La alternativa literaria
Mientras Alexánder y Nikolai se despeñaban por culpa del alcohol y nefastos casamientos, él intentaba salir a flote ejerciendo la escritura en plan galeote. Era la única forma de reunir dinero suficiente para tirar de su poco productiva familia. La suerte quiso ponerle en el camino de Nikolái Alexándrovich Leikin, potente editor en busca de jóvenes talentos que le acogió en su revista Chispazos, un escaparate con muchos lectores. Ahí, en 1882, empieza a cimentar su carrera como narrador. Leikin le deja claro lo que quiere: “Cuentos cortos y divertidos”. Chéjov obedece y desparrama su talento en otras tantas publicaciones. Le cuesta conciliar su formación como médico con los plazos de entrega, pero es tenaz y cumplidor. Un crítico despiadado, convencido de que ese autor en ciernes no da mucho de sí, lanza una funesta profecía: “Morirá borracho en un pórtico”.
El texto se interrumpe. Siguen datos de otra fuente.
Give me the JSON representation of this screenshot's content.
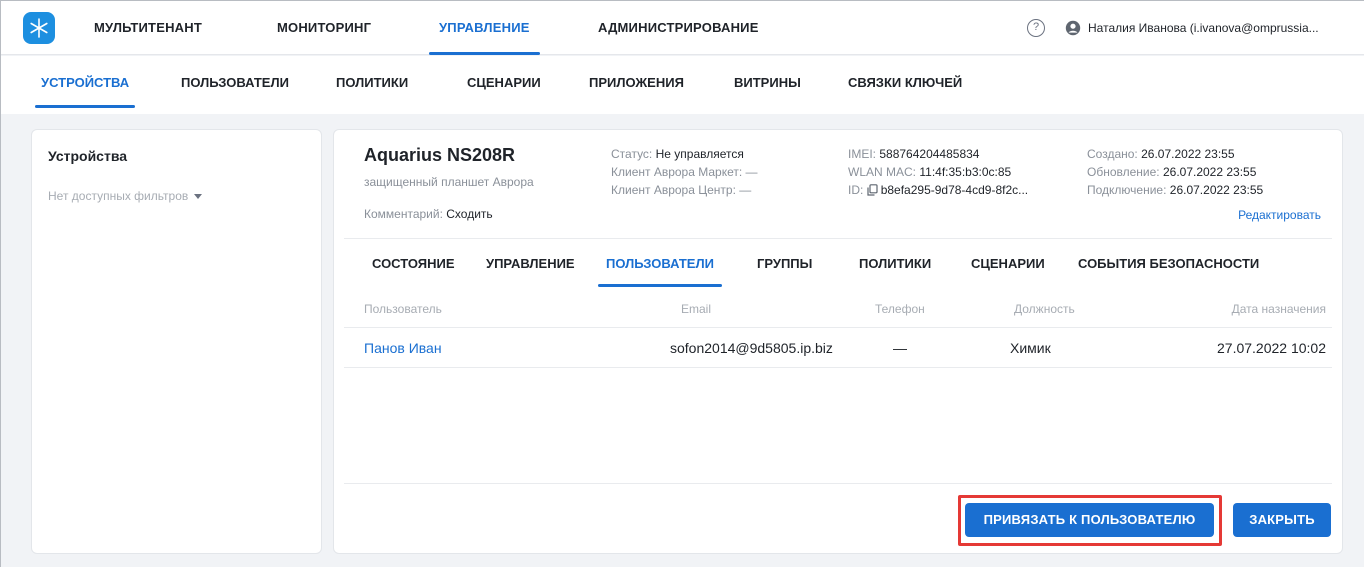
{
  "topnav": {
    "items": [
      "МУЛЬТИТЕНАНТ",
      "МОНИТОРИНГ",
      "УПРАВЛЕНИЕ",
      "АДМИНИСТРИРОВАНИЕ"
    ],
    "active": "УПРАВЛЕНИЕ",
    "help_glyph": "?",
    "user_name": "Наталия Иванова (i.ivanova@omprussia..."
  },
  "subnav": {
    "items": [
      "УСТРОЙСТВА",
      "ПОЛЬЗОВАТЕЛИ",
      "ПОЛИТИКИ",
      "СЦЕНАРИИ",
      "ПРИЛОЖЕНИЯ",
      "ВИТРИНЫ",
      "СВЯЗКИ КЛЮЧЕЙ"
    ],
    "active": "УСТРОЙСТВА"
  },
  "sidebar": {
    "title": "Устройства",
    "filter_text": "Нет доступных фильтров"
  },
  "device": {
    "name": "Aquarius NS208R",
    "subtitle": "защищенный планшет Аврора",
    "comment_label": "Комментарий:",
    "comment_value": "Сходить",
    "status_label": "Статус:",
    "status_value": "Не управляется",
    "market_label": "Клиент Аврора Маркет:",
    "market_value": "—",
    "center_label": "Клиент Аврора Центр:",
    "center_value": "—",
    "imei_label": "IMEI:",
    "imei_value": "588764204485834",
    "wlan_label": "WLAN MAC:",
    "wlan_value": "11:4f:35:b3:0c:85",
    "id_label": "ID:",
    "id_value": "b8efa295-9d78-4cd9-8f2c...",
    "created_label": "Создано:",
    "created_value": "26.07.2022 23:55",
    "updated_label": "Обновление:",
    "updated_value": "26.07.2022 23:55",
    "connected_label": "Подключение:",
    "connected_value": "26.07.2022 23:55",
    "edit_label": "Редактировать"
  },
  "tabs": {
    "items": [
      "СОСТОЯНИЕ",
      "УПРАВЛЕНИЕ",
      "ПОЛЬЗОВАТЕЛИ",
      "ГРУППЫ",
      "ПОЛИТИКИ",
      "СЦЕНАРИИ",
      "СОБЫТИЯ БЕЗОПАСНОСТИ"
    ],
    "active": "ПОЛЬЗОВАТЕЛИ"
  },
  "table": {
    "columns": [
      "Пользователь",
      "Email",
      "Телефон",
      "Должность",
      "Дата назначения"
    ],
    "rows": [
      {
        "user": "Панов Иван",
        "email": "sofon2014@9d5805.ip.biz",
        "phone": "—",
        "position": "Химик",
        "date": "27.07.2022 10:02"
      }
    ]
  },
  "footer": {
    "bind_button": "ПРИВЯЗАТЬ К ПОЛЬЗОВАТЕЛЮ",
    "close_button": "ЗАКРЫТЬ"
  },
  "colors": {
    "accent": "#1a6fd1",
    "highlight": "#e53935",
    "logo": "#1d8fe0"
  }
}
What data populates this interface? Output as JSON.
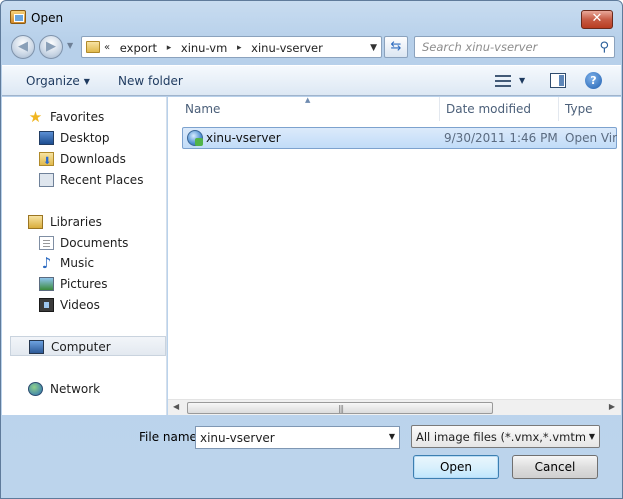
{
  "window": {
    "title": "Open",
    "close_label": "✕"
  },
  "nav": {
    "back_icon": "back-arrow",
    "forward_icon": "forward-arrow"
  },
  "address": {
    "overflow": "«",
    "crumbs": [
      "export",
      "xinu-vm",
      "xinu-vserver"
    ],
    "separator": "▸"
  },
  "search": {
    "placeholder": "Search xinu-vserver"
  },
  "toolbar": {
    "organize_label": "Organize",
    "new_folder_label": "New folder"
  },
  "navpane": {
    "favorites": {
      "label": "Favorites",
      "items": [
        "Desktop",
        "Downloads",
        "Recent Places"
      ]
    },
    "libraries": {
      "label": "Libraries",
      "items": [
        "Documents",
        "Music",
        "Pictures",
        "Videos"
      ]
    },
    "computer": "Computer",
    "network": "Network"
  },
  "columns": {
    "name": "Name",
    "date": "Date modified",
    "type": "Type"
  },
  "files": [
    {
      "name": "xinu-vserver",
      "date": "9/30/2011 1:46 PM",
      "type": "Open Virt"
    }
  ],
  "bottom": {
    "filename_label": "File name:",
    "filename_value": "xinu-vserver",
    "filter_value": "All image files (*.vmx,*.vmtm,*.",
    "open_label": "Open",
    "cancel_label": "Cancel"
  },
  "colors": {
    "accent": "#3c7fb1",
    "selection": "#c1dcf8",
    "frame": "#bcd4ec"
  }
}
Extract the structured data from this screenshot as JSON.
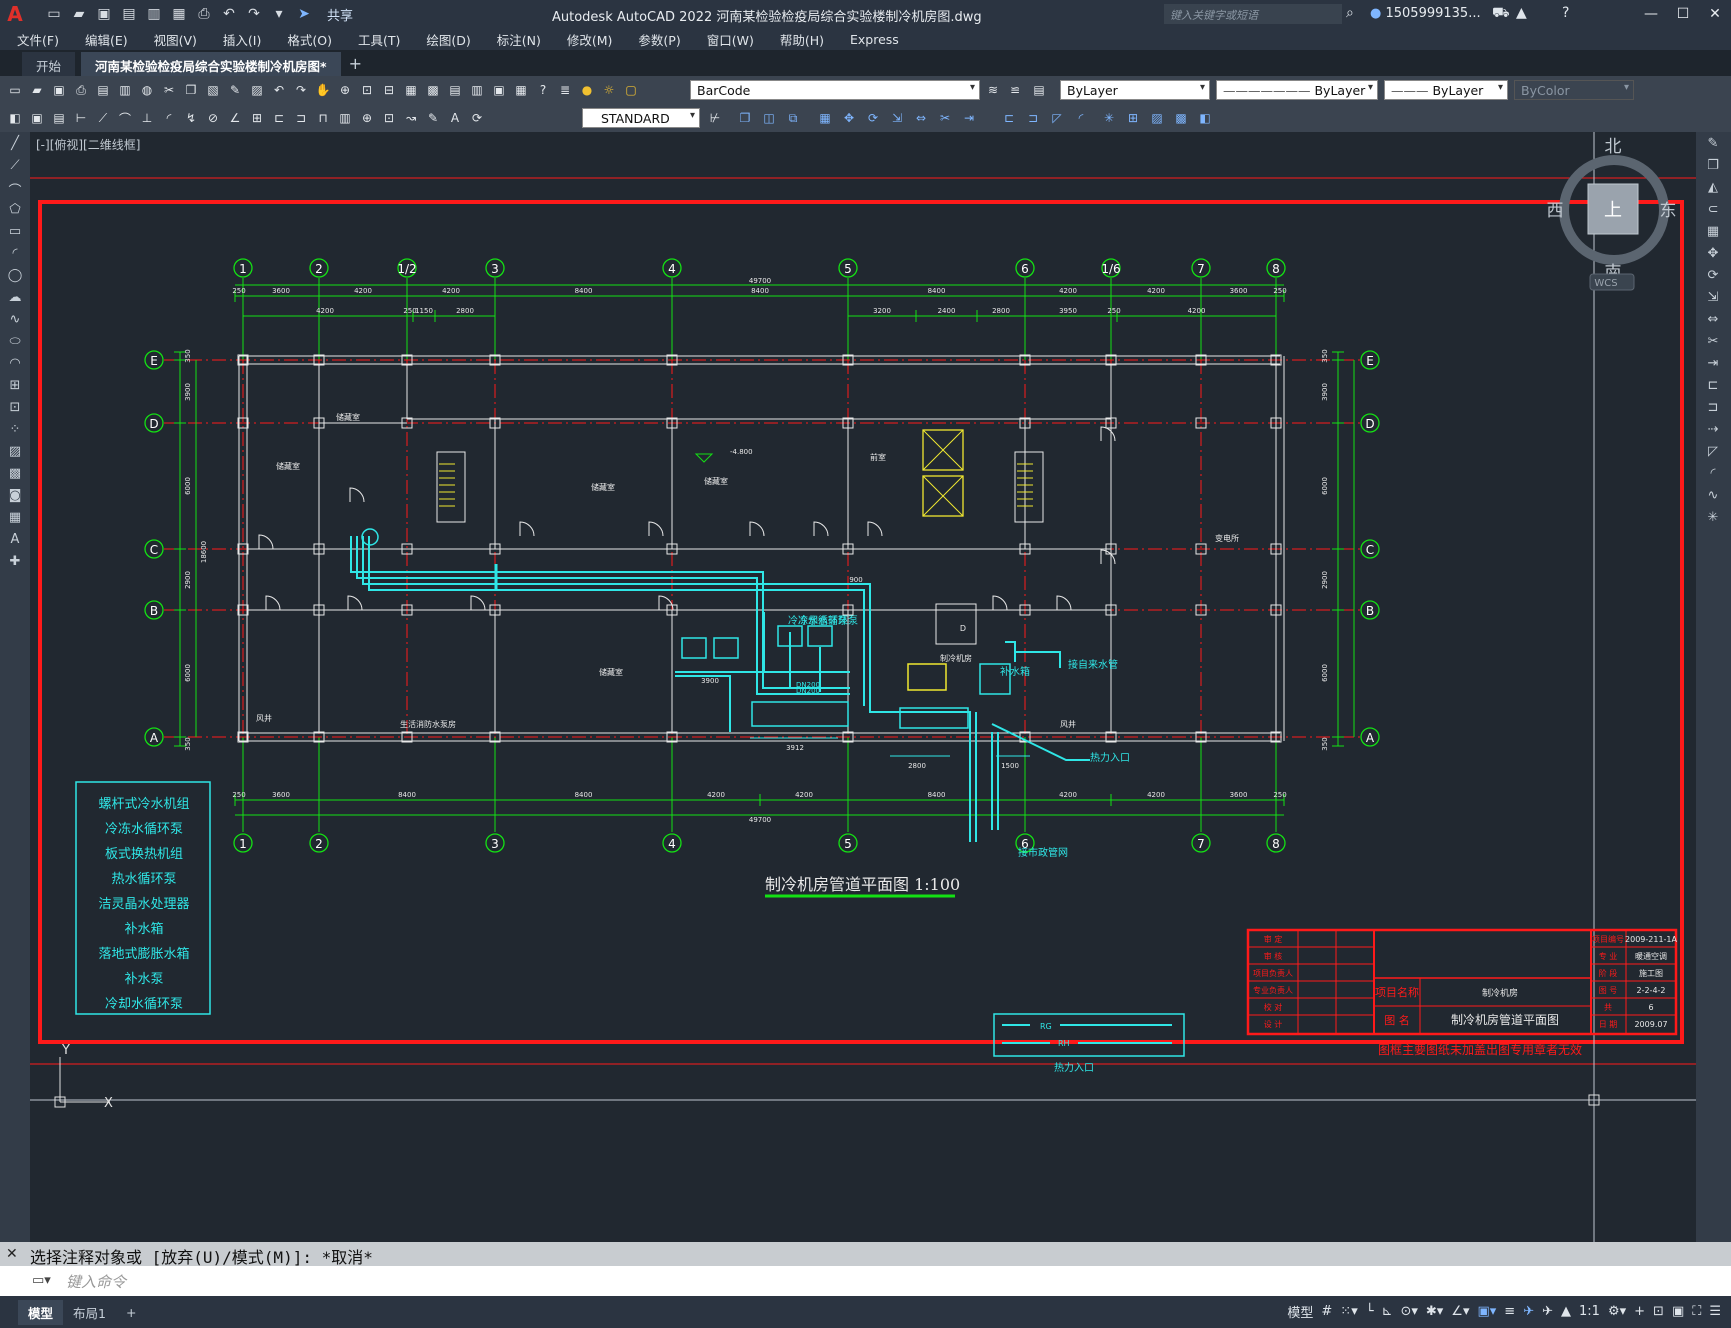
{
  "titlebar": {
    "logo": "A",
    "share_label": "共享",
    "title": "Autodesk AutoCAD 2022    河南某检验检疫局综合实验楼制冷机房图.dwg",
    "search_placeholder": "键入关键字或短语",
    "user": "1505999135...",
    "minimize": "—",
    "maximize": "☐",
    "close": "✕"
  },
  "menu": [
    "文件(F)",
    "编辑(E)",
    "视图(V)",
    "插入(I)",
    "格式(O)",
    "工具(T)",
    "绘图(D)",
    "标注(N)",
    "修改(M)",
    "参数(P)",
    "窗口(W)",
    "帮助(H)",
    "Express"
  ],
  "tabs": [
    "开始",
    "河南某检验检疫局综合实验楼制冷机房图*"
  ],
  "toolbar": {
    "layer_value": "BarCode",
    "color_value": "ByLayer",
    "linetype_value": "ByLayer",
    "lineweight_value": "ByLayer",
    "plotstyle_value": "ByColor",
    "textstyle_value": "STANDARD"
  },
  "viewport": {
    "label": "[-][俯视][二维线框]",
    "viewcube": {
      "top": "上",
      "north": "北",
      "south": "南",
      "east": "东",
      "west": "西",
      "wcs": "WCS"
    }
  },
  "drawing": {
    "title": "制冷机房管道平面图 1:100",
    "grid_top": [
      "1",
      "2",
      "1/2",
      "3",
      "4",
      "5",
      "6",
      "1/6",
      "7",
      "8"
    ],
    "grid_bottom": [
      "1",
      "2",
      "3",
      "4",
      "5",
      "6",
      "7",
      "8"
    ],
    "grid_side": [
      "E",
      "D",
      "C",
      "B",
      "A"
    ],
    "dim_total": "49700",
    "dims_top": [
      "250",
      "3600",
      "4200",
      "4200",
      "8400",
      "8400",
      "8400",
      "4200",
      "4200",
      "3600",
      "250"
    ],
    "dims_top2": [
      "4200",
      "250",
      "1150",
      "2800",
      "3200",
      "2400",
      "2800",
      "3950",
      "250",
      "4200"
    ],
    "dims_bottom": [
      "250",
      "3600",
      "8400",
      "8400",
      "4200",
      "4200",
      "8400",
      "4200",
      "4200",
      "3600",
      "250"
    ],
    "dims_side": [
      "350",
      "3900",
      "6000",
      "18600",
      "2900",
      "6000",
      "350"
    ],
    "rooms": [
      "储藏室",
      "储藏室",
      "储藏室",
      "储藏室",
      "前室",
      "变电所",
      "储藏室",
      "生活消防水泵房",
      "制冷机房",
      "风井",
      "风井",
      "D"
    ],
    "elevation": "-4.800",
    "pipe_labels": [
      "冷冻水循环泵",
      "冷却水循环泵",
      "DN200",
      "DN200",
      "接自来水管",
      "补水箱",
      "热力入口",
      "接市政管网"
    ],
    "pipe_dims": [
      "3900",
      "3912",
      "2800",
      "1500",
      "900"
    ],
    "legend": [
      "螺杆式冷水机组",
      "冷冻水循环泵",
      "板式换热机组",
      "热水循环泵",
      "洁灵晶水处理器",
      "补水箱",
      "落地式膨胀水箱",
      "补水泵",
      "冷却水循环泵"
    ],
    "small_legend": {
      "rg": "RG",
      "rh": "RH",
      "label": "热力入口"
    },
    "title_block": {
      "left_rows": [
        "审 定",
        "审 核",
        "项目负责人",
        "专业负责人",
        "校 对",
        "设 计"
      ],
      "project_label": "项目名称",
      "project_value": "制冷机房",
      "drawing_label": "图 名",
      "drawing_value": "制冷机房管道平面图",
      "right_rows": [
        [
          "项目编号",
          "2009-211-1A"
        ],
        [
          "专 业",
          "暖通空调"
        ],
        [
          "阶 段",
          "施工图"
        ],
        [
          "图 号",
          "2-2-4-2"
        ],
        [
          "共",
          "6"
        ],
        [
          "日 期",
          "2009.07"
        ]
      ],
      "note": "图框主要图纸未加盖出图专用章者无效"
    }
  },
  "command": {
    "history": "选择注释对象或 [放弃(U)/模式(M)]: *取消*",
    "placeholder": "键入命令"
  },
  "status": {
    "model_label": "模型",
    "layout_tab": "布局1",
    "model_tab": "模型",
    "scale": "1:1"
  },
  "colors": {
    "bg": "#212830",
    "red": "#ff1a1a",
    "green": "#14e014",
    "cyan": "#2fe6e6",
    "yellow": "#f0e830",
    "white": "#e8e8e8"
  }
}
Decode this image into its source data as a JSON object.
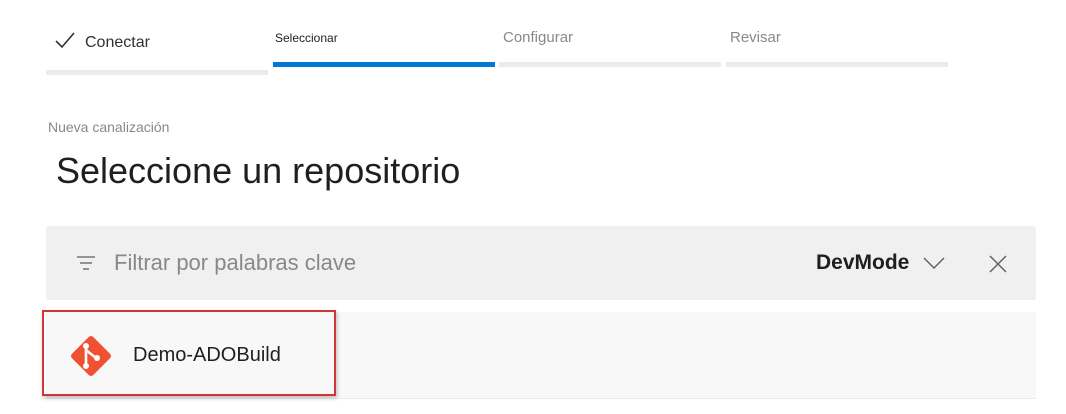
{
  "wizard": {
    "steps": [
      {
        "label": "Conectar",
        "state": "completed"
      },
      {
        "label": "Seleccionar",
        "state": "active"
      },
      {
        "label": "Configurar",
        "state": "upcoming"
      },
      {
        "label": "Revisar",
        "state": "upcoming"
      }
    ],
    "active_color": "#0078d4"
  },
  "header": {
    "subtitle": "Nueva canalización",
    "title": "Seleccione un repositorio"
  },
  "filter": {
    "icon": "filter-icon",
    "placeholder": "Filtrar por palabras clave",
    "value": "",
    "organization": "DevMode",
    "dropdown_icon": "chevron-down-icon",
    "clear_icon": "close-icon"
  },
  "repositories": [
    {
      "name": "Demo-ADOBuild",
      "icon": "git-icon",
      "icon_color": "#f05133",
      "highlighted": true
    }
  ],
  "colors": {
    "highlight": "#d13438",
    "filter_bar_bg": "#f0f0f0"
  }
}
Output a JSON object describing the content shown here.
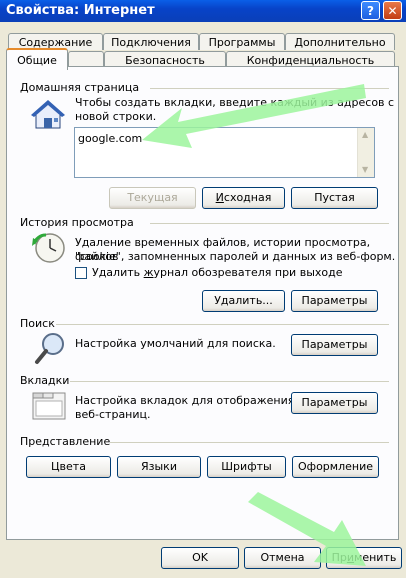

Él, sin embargo, iba haciendo su camino. Y cada vez se mostraba más ajeno a las maledicencias y a las expectativas. “Había en él una soberbia libertad interior, algo inasible, escurridizo, contradictorio y vivo que nadie consiguió someter jamás”, consigna Némirovsky, que nació dos años antes de que él muriese y lo tenía por maestro indiscutible. En 1887 quiso desmarcarse del corsé de la comicidad con su obra Ivánov, personaje inspirado en su hermano Alexánder pero que reflejaba algunos vicios de la sociedad rusa de su época, lo cual ofendió al respetable. ¿De qué vicios hablaba? Uno referido expresamente por Chéjov merece la pena destacarse a la luz de los acontecimientos actuales: “La combatividad rusa tiene una cualidad específica: se transforma en cansancio enseguida”, decía él y nosotros tomamos nota. En el estreno de La gaviota vivió otro momento de esos de ‘tierra trágame’. Ambas obras luego cosecharon grandes éxitos.
Vivencias que acaso consolidaron su descreimiento (rasgo que le alejaba del místico Tolstói) y su convicción de que la vida no tenía ningún sentido. A una de sus amantes que le preguntaba por este escurridizo sentido, le contestó, ya cansado de la cuestión: “¿Quieres saber qué es la vida? Es como si me preguntaras qué es una zanahoria. Una zanahoria es una zanahoria, y nada más”. Aun así, nos dejó su aleccionador trago al Moët y consejos como este: “Disfrutad. Sed felices. No penséis en enfermedades. Escribid a menudo a vuestros amigos. Cada hora es preciosa. Cuidaos y alegraos, y procurad no padecer de indigestión ni de mal humor”. De esto también tomamos nota, querido Antón.